Al-Andalus, yang berasal dari bahasa Arab “Al-Andalus,” mengacu pada wilayah Semenanjung Iberia yang pernah berada di bawah kekuasaan Islam. Sejarah Al-Andalus adalah babak penting dalam sejarah dunia, yang ditandai oleh percampuran budaya, inovasi intelektual, dan ketegangan politik. Laporan ini bertujuan untuk mengulas secara komprehensif perjalanan peradaban ini, dimulai dari fondasi penaklukannya, mencapai puncak kejayaan, menghadapi kemunduran bertahap, hingga akhirnya jatuh.

Kronologi Al-Andalus dapat dibagi menjadi beberapa periode utama yang saling terkait dan memengaruhi satu sama lain. Periode-periode ini mencakup penaklukan awal dan konsolidasi (711–756 M), masa kejayaan di bawah Emirat dan Kekhalifahan Umayyah (756–1031 M), era fragmentasi politik yang dikenal sebagai periode Muluk al-Tawaif (1031–1086 M), intervensi dinasti Berber (1095–1212 M), dan akhirnya masa bertahan Kerajaan Granada yang tersisa (1332–1492 M).

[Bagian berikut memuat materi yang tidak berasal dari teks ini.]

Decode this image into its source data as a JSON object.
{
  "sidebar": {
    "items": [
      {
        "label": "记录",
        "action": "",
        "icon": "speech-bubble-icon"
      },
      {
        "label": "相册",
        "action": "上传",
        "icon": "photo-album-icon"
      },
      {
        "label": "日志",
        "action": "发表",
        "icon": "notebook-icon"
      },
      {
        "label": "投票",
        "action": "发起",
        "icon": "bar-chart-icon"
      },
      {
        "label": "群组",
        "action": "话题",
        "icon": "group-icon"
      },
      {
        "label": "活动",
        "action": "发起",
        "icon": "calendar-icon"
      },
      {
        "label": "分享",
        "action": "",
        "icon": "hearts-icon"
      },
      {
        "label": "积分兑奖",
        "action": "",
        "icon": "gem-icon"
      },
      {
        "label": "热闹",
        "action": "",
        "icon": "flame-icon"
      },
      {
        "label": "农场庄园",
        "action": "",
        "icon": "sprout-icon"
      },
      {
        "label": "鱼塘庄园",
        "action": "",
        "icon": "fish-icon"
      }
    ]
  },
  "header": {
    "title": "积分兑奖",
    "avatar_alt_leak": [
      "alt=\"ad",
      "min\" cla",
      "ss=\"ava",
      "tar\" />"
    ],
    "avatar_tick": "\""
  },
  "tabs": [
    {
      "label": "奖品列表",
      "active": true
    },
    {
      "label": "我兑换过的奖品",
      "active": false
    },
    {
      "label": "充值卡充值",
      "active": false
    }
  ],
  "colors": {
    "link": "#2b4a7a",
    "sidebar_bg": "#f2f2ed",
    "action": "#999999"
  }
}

Laporan ini akan menganalisis dinamika di balik setiap fase ini, menguraikan pilar-pilar yang membangun kejayaan dan faktor-faktor yang menyebabkan keruntuhannya, guna memberikan pemahaman yang bernuansa dan tidak menyederhanakan kompleksitas sejarah ini.

Fase Penaklukan dan Konsolidasi (711-756 M)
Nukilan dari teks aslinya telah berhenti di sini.